Colbert fit sa grimace de pédant.

– Monseigneur, interrompit-il, il faudrait bien voir cependant si ce qu'a dit le théatin n'est pas un piège.

– Non, un piège… pourquoi? Le théatin est honnête homme.

– Il a cru Votre Éminence aux portes du tombeau, puisque Votre Éminence le consultait… Ne l'ai-je pas entendu vous dire: «Distinguez ce que le roi vous a donné de ce que vous vous êtes donné à vous-même…» Cherchez bien, monseigneur, s'il ne vous a pas un peu dit cela, c'est assez une parole de théatin.

– Il serait possible.

– Auquel cas, monseigneur, je vous regarderais comme mis en demeure par le religieux…

– De restituer? s'écria Mazarin tout échauffé.

– Eh! je ne dis pas non.

– De restituer tout! Vous n'y songez pas… Vous dites comme le confesseur.

– Restituer une partie, c'est-à-dire faire la part de Sa Majesté, et cela, monseigneur, peut avoir des dangers. Votre Éminence est un politique trop habile pour ignorer qu'à cette heure le roi ne possède pas cent cinquante mille livres nettes dans ses coffres.

– Ce n'est pas mon affaire, dit Mazarin triomphant, c'est celle de M. le surintendant Fouquet, dont je vous ai donné, ces derniers mois, tous les comptes à vérifier.

Colbert pinça les lèvres à ce seul nom de Fouquet.
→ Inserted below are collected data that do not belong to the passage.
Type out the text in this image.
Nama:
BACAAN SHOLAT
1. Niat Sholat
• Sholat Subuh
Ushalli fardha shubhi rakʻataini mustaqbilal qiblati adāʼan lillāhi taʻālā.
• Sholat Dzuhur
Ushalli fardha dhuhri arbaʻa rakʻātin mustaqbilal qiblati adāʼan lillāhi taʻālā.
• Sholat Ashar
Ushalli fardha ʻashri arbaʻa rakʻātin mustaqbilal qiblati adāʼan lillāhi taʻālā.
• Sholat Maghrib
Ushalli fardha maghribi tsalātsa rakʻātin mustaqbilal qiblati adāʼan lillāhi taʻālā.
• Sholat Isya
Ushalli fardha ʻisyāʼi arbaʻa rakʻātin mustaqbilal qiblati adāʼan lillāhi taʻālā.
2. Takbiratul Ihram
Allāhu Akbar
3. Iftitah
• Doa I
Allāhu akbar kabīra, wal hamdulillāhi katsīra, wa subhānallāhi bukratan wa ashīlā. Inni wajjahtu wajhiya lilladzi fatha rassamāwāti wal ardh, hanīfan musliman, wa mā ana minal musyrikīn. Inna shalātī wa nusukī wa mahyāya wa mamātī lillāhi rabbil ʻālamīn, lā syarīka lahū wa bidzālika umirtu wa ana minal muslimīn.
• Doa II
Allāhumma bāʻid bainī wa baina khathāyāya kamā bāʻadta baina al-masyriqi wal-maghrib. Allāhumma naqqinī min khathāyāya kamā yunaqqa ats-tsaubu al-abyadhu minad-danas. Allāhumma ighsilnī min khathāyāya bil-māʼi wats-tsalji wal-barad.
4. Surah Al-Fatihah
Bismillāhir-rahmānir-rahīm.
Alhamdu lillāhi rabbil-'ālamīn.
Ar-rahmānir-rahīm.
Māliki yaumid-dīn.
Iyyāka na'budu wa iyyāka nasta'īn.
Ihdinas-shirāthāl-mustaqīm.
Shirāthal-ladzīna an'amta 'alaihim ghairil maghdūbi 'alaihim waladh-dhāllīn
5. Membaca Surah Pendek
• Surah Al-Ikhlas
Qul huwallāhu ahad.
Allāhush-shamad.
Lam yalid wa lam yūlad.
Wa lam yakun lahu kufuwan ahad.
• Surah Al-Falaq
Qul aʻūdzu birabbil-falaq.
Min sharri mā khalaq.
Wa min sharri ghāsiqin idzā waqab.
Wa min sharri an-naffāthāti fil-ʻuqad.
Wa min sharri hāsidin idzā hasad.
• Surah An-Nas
– Sa Majesté, dit-il entre ses dents, n'a d'argent que celui qu'amasse M. Fouquet; votre argent à vous, monseigneur, lui sera une friande pâture.

– Enfin, je ne suis pas le surintendant des finances du roi, moi; j'ai ma bourse… Certes, je ferais bien, pour le bonheur de Sa Majesté… quelques legs… mais je ne puis frustrer ma famille…

– Un legs partiel vous déshonore et offense le roi. Une partie léguée à Sa Majesté, c'est l'aveu que cette partie vous a inspiré des doutes comme n'étant pas acquise légitimement.

– Monsieur Colbert!…

– J'ai cru que Votre Éminence me faisait l'honneur de me demander un conseil.

– Oui, mais vous ignorez les principaux détails de la question.

– Je n'ignore rien, monseigneur; voilà dix ans que je passe en revue toutes les colonnes de chiffres qui se font en France, et si je les ai péniblement clouées en ma tête, elles y sont si bien rivées à présent, que depuis l'office de M. Letellier, qui est sobre, jusqu'aux petites largesses secrètes de M. Fouquet, qui est prodigue, je réciterais, chiffre par chiffre, tout l'argent qui se dépense de Marseille à Cherbourg.

– Alors, vous voudriez que je jetasse tout mon argent dans les coffres du roi! s'écria ironiquement Mazarin, à qui la goutte arrachait en même temps plusieurs soupirs douloureux. Certes, le roi ne me reprocherait rien, mais il se moquerait de moi en mangeant mes millions, et il aurait bien raison.